Edinburgh Festival Fringe
Well, for a few days this week I’m in Scotland at the biggest theatre festival in the world, scoping out whether it’s worth bringing Nemesis here next year. The point of doing that would be to generate interest in a UK tour, an EU tour, a West End production, or perhaps all three. I met yesterday with someone who is interested in talking about a co-production (she lives in Scotland) and she is going to connect me with the key venues. This festival is enormous–well over a thousand shows performed–so being in the right venue is key to getting press and producer attention. Out of everything going on, supposedly there are only three or four venues that are really worth being in. So, that’s why I’m here, to meet those folks, see if there’s any interest, and then lay the groundwork for discussion this winter when the planning for next year’s festival begins in earnest.
Also, coming up in September, I’m headed to a booking conference in Indianapolis to see about a small regional tour in 2011-12.

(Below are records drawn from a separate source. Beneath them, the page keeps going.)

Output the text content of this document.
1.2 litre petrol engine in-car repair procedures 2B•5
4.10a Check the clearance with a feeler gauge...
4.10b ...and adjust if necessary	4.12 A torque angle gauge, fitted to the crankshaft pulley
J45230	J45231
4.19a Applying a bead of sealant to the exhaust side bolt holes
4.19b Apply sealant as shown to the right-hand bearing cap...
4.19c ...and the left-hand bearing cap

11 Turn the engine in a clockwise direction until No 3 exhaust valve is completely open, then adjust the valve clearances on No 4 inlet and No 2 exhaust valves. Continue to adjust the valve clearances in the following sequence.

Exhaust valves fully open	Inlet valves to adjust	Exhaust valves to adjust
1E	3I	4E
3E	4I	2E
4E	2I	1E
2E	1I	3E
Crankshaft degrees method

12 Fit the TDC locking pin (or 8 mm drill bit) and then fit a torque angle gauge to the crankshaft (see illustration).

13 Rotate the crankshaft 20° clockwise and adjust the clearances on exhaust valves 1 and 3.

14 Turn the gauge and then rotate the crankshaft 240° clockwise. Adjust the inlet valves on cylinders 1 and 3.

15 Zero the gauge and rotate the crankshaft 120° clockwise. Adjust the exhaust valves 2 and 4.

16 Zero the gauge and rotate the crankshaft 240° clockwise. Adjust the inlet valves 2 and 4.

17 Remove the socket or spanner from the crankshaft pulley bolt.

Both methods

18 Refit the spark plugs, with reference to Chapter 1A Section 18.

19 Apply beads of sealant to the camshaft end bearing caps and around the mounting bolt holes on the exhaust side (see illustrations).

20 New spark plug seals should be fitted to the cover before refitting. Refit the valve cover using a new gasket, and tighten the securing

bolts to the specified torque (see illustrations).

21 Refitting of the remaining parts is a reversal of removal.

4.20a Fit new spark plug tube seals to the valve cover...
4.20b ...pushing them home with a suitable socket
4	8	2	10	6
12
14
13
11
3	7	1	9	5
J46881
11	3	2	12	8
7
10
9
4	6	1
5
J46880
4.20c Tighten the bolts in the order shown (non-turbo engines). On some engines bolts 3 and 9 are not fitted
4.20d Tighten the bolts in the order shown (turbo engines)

A nutty thing happened on the way to Scotland. On the airplane from Austin to Newark, there was this guy in a purple polo shirt who early in the flight, as soon as the seatbelt light was turned off, got out of his seat in the bulkhead and started pacing the aisle. It was creepy and funny all at the same time. He’d walk the entire length and back until the cart started coming through. Then, each time he paced, his path got foreshortened until he was cornered at one end, then the cart would move to allow him to pass, and he’d get foreshortened the other way. He was clearly nervous about flying, but he also had his flip-phone in his hands, which he was wringing the whole time, and part of me (and, it turned out, some other folks too) was wondering if there was something more than met the eye–like maybe he was agitated because the phone was the switch for something unthinkable.
Then we hit turbulance.
The guy started getting more and more agitated and was muttering to himself. Someone coming from the bathroom behind him grabbed him from behind around both arms and then the flight attendants were on it. Several men jumped up and he was brought to his seat. At this point the seatbelt sign had come on. The guy said audibly enough for me to hear him (I was in row 30 and he in the front of coach) “oh no” and grabbed his chest. The flight attendants opened the emergency medical overhead bin which was right over my seat and grabbed the defibrillator. Five or six people were holding the guy down in the front of the plane, trying to get him into his seat, which they eventually did. The captain then came on the intercom to say there was a “situation on board” (his exact words) and that we would be performing an emergency landing in Indianapolis. The plane descended more quickly than any flight I’ve ever been on and within minutes we were on the ground, the cops came on board, and the guy was escorted out.
A woman brought her kids back to the bathroom and one of them had his hands over his ears. When someone asked if he was okay, the mother said that he was just trying to block out what the guy up front was saying. That guy was now off the plane and who the hell knows what he was saying, but it couldn’t have been good.
Whoa.
Turned out the guy had a psychotic episode. He wasn’t a terrorist or anything, just someone who needed to be on meds. But when the people tried to put him in his seat, he thought they were trying to kill him and really started freaking out. When I heard that, I just felt bad for the guy and wondered if the cops would at least hook him up with whatever medication he needed to be on.
I still made my connection and the rest of the trip was uneventful. Now I’m here in Edinburgh seeing a ton of plays and hopefully making the connections that will bring the show to international audiences. But I now have fodder for my next project.